Talvez o inverno me tenha atingido demasiado cedo.

#0001508 – 22 de Outubro de 2023

Leio não ficção. Escrevo terapeuticamente. A realidade esmaga.

#001507 – 21 de Outubro de 2023

Em 2003 comecei um blogue. 20 anos. A internet mudou e mudou tudo.

#001506 – 20 de Outubro de 2023

Perder tempo a lamentar o tempo que se perde.

#001505 – 19 de Outubro de 2023

Um diário é um espelho muito seletivo. Eloquente, mas baço.

#001504 – 18 de Outubro de 2023

Solidão é não me suportar. Não se resolve envolvendo mais pessoas.

#001503 – 17 de Outubro de 2023

Houve uma altura da minha vida em que desenhava. Era um período em que não perdia muito tempo a recordar o que fui, o que fiz, como agora.

#001502 – 16 de Outubro de 2023

Parabéns Kikas. Benvindo de volta à tour.

#001501 – 15 de Outubro de 2023

Voltam os quilómetros de bicicleta e as páginas do romance.

#001500 – 14 de Outubro de 2023

Suplício gostava de chorar em locais bonitos.
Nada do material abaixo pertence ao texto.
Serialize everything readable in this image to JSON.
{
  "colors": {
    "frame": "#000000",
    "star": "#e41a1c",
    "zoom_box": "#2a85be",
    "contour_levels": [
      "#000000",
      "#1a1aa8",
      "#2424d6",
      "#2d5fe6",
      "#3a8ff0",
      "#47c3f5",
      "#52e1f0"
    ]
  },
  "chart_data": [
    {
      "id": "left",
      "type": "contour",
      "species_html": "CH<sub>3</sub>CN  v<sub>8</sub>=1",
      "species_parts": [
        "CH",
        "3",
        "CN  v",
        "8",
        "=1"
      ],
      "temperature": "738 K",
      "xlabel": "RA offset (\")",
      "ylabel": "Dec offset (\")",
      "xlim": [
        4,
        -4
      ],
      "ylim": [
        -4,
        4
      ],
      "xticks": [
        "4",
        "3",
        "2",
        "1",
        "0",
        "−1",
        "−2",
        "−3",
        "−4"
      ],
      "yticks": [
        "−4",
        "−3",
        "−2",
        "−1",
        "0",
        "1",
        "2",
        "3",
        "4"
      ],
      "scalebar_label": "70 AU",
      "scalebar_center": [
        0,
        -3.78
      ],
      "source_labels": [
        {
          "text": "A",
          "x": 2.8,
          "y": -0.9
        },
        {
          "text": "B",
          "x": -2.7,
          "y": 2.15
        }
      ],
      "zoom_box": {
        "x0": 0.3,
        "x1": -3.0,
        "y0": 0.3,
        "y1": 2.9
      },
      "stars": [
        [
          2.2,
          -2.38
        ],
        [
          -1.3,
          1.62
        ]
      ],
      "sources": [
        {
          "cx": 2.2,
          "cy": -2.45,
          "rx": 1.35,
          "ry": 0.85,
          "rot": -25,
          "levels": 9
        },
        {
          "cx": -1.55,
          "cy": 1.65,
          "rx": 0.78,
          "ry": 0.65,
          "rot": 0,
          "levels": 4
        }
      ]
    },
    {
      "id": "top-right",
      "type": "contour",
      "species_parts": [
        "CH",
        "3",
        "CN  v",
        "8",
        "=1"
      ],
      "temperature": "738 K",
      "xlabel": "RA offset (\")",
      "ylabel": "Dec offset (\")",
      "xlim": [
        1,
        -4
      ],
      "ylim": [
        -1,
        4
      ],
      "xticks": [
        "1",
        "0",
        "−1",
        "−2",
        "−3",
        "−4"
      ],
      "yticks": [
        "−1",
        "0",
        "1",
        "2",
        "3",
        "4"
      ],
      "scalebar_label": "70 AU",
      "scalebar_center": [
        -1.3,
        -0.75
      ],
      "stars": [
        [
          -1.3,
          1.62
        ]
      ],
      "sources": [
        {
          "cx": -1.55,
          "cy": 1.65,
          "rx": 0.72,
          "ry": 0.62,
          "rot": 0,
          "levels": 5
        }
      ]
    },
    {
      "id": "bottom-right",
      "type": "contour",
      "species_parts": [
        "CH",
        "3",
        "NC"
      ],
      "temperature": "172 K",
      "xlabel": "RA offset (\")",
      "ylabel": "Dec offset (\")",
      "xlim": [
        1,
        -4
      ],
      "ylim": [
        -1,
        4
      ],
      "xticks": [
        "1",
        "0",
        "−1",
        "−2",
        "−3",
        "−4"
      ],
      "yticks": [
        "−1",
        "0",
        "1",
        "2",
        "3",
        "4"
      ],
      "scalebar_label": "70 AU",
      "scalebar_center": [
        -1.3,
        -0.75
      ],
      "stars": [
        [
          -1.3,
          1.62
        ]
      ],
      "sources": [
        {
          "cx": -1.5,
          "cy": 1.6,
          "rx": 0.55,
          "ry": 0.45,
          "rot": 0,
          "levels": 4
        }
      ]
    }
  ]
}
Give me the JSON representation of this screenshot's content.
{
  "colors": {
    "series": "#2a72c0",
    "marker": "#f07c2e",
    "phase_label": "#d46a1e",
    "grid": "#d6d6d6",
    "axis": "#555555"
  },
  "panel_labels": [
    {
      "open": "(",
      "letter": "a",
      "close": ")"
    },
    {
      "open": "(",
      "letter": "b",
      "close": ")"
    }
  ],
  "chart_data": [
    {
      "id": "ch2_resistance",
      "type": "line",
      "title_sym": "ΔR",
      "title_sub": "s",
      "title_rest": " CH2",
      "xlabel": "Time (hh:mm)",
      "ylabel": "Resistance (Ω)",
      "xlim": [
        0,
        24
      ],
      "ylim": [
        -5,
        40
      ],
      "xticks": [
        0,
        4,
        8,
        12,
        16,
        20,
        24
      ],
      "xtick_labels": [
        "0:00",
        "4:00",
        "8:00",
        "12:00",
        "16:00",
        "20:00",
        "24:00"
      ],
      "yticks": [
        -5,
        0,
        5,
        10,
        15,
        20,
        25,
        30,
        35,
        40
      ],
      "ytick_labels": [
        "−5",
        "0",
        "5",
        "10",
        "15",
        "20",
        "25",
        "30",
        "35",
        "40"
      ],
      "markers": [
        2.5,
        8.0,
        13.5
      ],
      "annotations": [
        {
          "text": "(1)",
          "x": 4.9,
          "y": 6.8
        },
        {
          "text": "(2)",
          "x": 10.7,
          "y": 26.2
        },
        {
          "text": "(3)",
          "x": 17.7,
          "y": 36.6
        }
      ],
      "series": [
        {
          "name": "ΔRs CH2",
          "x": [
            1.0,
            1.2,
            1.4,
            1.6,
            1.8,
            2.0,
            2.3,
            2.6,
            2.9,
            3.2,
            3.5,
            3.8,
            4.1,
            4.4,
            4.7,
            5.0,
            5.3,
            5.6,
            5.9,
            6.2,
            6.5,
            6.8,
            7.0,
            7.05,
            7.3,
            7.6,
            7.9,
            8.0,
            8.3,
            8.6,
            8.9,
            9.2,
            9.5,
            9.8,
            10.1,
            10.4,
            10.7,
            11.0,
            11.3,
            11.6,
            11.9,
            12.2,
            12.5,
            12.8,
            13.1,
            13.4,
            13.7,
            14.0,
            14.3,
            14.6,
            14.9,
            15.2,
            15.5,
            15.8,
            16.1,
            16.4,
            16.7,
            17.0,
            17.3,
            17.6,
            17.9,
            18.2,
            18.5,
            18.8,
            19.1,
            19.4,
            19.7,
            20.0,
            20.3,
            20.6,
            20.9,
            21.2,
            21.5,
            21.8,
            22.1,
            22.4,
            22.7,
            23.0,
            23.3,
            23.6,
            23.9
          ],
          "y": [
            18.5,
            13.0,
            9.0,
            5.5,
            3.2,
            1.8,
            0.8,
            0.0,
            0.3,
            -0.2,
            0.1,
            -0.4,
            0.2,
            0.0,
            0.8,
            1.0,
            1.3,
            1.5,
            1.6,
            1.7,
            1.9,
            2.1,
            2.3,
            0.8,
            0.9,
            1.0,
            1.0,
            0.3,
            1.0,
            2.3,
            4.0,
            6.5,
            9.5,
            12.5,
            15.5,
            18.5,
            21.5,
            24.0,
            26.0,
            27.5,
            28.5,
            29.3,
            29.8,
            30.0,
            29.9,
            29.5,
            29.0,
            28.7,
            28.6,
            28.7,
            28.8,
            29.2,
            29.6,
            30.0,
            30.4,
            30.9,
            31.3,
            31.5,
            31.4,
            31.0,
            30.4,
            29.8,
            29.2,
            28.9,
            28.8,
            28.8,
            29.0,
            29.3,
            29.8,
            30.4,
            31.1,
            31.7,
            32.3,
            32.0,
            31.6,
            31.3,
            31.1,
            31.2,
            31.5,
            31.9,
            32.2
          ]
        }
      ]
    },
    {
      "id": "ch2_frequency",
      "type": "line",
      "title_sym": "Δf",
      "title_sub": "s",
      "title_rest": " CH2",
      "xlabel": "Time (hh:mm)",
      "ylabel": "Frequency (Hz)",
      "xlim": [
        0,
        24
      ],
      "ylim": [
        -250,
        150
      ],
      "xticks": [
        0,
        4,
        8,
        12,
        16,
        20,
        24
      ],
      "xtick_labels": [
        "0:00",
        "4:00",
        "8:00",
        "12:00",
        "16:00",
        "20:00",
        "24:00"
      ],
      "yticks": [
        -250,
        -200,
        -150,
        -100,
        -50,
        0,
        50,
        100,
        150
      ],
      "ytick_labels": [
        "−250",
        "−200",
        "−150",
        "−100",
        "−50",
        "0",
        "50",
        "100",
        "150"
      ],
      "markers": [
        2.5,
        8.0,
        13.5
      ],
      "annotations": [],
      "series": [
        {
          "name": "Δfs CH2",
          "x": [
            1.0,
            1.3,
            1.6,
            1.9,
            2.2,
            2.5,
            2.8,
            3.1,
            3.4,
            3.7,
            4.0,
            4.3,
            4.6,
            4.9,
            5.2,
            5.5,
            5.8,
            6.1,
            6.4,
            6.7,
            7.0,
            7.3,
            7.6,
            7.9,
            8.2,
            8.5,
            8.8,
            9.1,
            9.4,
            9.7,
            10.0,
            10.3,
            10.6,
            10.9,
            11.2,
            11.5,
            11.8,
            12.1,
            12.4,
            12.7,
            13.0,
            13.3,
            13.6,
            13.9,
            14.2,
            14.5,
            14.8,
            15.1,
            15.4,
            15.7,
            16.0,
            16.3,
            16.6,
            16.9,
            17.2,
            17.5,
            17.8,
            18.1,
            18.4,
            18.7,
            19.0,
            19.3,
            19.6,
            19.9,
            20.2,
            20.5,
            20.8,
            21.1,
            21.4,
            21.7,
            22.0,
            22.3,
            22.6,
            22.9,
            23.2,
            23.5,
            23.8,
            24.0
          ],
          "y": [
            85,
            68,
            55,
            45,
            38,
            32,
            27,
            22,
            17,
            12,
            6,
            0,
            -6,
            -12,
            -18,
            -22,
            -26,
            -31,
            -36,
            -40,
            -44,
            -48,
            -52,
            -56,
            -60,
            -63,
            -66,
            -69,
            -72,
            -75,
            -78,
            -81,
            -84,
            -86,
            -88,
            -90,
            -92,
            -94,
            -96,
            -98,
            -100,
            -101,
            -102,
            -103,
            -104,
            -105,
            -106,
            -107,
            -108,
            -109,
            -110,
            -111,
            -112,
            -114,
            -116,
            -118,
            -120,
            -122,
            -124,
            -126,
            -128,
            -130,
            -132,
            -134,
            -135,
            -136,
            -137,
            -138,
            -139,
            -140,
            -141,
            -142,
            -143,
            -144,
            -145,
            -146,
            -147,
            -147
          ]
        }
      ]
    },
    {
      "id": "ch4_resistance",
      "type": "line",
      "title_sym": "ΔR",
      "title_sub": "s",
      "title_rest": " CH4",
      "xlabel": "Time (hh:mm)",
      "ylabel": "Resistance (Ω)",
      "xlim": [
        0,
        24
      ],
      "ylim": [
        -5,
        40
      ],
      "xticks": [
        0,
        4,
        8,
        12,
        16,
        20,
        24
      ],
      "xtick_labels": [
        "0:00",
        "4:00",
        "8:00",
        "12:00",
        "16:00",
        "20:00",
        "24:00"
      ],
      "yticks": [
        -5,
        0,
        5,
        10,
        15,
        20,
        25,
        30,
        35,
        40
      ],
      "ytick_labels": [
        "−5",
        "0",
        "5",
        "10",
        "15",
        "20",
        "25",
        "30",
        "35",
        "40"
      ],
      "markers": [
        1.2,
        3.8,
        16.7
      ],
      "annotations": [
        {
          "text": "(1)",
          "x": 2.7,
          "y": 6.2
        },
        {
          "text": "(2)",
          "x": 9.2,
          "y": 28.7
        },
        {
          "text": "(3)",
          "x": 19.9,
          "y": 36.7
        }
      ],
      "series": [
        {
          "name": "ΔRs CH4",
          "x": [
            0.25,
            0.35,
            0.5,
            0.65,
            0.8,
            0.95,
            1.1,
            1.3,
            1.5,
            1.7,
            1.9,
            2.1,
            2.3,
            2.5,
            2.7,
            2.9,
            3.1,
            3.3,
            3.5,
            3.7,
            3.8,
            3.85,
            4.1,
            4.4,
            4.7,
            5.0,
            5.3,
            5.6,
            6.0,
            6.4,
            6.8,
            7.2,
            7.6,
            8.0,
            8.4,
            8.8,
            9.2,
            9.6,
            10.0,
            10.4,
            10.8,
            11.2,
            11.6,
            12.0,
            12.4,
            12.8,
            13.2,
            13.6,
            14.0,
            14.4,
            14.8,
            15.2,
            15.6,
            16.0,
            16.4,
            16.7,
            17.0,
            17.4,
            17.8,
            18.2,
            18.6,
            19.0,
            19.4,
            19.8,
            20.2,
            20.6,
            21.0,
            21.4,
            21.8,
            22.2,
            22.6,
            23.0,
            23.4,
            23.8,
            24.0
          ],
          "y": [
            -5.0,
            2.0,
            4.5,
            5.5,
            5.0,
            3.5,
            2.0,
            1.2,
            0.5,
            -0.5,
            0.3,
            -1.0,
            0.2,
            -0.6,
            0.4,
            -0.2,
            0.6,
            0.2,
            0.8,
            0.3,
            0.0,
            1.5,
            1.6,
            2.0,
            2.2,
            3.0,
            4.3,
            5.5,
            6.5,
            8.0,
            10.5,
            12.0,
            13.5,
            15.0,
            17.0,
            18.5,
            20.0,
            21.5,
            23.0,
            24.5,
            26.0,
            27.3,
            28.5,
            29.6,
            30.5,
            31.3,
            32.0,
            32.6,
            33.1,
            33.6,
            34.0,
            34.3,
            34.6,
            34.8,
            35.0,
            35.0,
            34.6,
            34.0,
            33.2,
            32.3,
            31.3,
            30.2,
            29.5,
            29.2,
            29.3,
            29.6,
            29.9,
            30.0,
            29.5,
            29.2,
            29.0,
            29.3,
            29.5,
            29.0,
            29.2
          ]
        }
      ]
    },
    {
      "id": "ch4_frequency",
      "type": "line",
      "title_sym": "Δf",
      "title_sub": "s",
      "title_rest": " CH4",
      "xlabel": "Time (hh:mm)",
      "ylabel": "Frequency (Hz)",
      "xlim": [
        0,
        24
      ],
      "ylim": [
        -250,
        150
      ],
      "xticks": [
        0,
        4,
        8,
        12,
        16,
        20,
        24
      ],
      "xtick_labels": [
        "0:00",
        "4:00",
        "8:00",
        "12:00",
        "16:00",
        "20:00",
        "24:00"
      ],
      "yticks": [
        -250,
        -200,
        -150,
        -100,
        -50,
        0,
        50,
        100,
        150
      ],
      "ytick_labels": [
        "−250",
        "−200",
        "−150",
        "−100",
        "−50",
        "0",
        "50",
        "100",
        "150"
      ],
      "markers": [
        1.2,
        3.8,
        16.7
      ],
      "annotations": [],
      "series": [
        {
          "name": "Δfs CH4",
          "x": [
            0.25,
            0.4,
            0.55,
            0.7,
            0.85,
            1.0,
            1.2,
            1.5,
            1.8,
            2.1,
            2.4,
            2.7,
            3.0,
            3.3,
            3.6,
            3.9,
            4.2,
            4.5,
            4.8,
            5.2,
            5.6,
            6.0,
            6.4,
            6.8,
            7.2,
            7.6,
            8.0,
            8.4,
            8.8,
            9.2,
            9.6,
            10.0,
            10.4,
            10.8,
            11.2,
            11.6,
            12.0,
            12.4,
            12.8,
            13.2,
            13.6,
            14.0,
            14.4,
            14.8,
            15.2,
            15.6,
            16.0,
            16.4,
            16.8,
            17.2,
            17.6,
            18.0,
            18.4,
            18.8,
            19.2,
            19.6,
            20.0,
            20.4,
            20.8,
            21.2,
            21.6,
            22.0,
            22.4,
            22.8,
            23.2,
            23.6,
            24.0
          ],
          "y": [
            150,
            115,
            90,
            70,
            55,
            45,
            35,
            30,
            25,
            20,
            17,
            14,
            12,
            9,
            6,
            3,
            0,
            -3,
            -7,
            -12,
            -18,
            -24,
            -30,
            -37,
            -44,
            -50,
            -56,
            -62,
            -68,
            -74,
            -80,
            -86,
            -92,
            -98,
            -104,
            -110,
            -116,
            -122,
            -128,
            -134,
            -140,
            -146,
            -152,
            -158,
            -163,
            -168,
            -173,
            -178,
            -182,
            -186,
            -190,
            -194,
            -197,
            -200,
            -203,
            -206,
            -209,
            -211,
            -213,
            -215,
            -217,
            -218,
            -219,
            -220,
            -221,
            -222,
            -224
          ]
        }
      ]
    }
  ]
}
Em alturas bonitas. Em alto mar, durante uma superlua. Em Okinawa durante a sakura. No Nepal, durante o Holi. Na foz do rio Trovela, ao amanhecer, depois de uma descida de muitas horas. Em lugares recônditos no Amazonas, na Patagónia. Em Istmos na Noruega ou na Grécia, durante a noite. Em lugares sem motores, como Hidra. Caminhava muitas horas, sozinho, ou fazia longas viagens de barco, de burro, ou de bicicleta. Chorava convulsivamente, ranhoso e salgado. E regressava. É fácil dizer que o importante era a viagem, não o destino. Mas não havia destino, nem objectivo, apenas emoção crua. Um dia, deixou de chorar. Continuou a viajar, e dentro tinha muito mais espaço, quase tanto como o do mundo em volta. Sentir passara a ser uma forma de ligação com o que existe, não um luto. Mudou até de nome, sem se aperceber. Chamava-se agora Rio.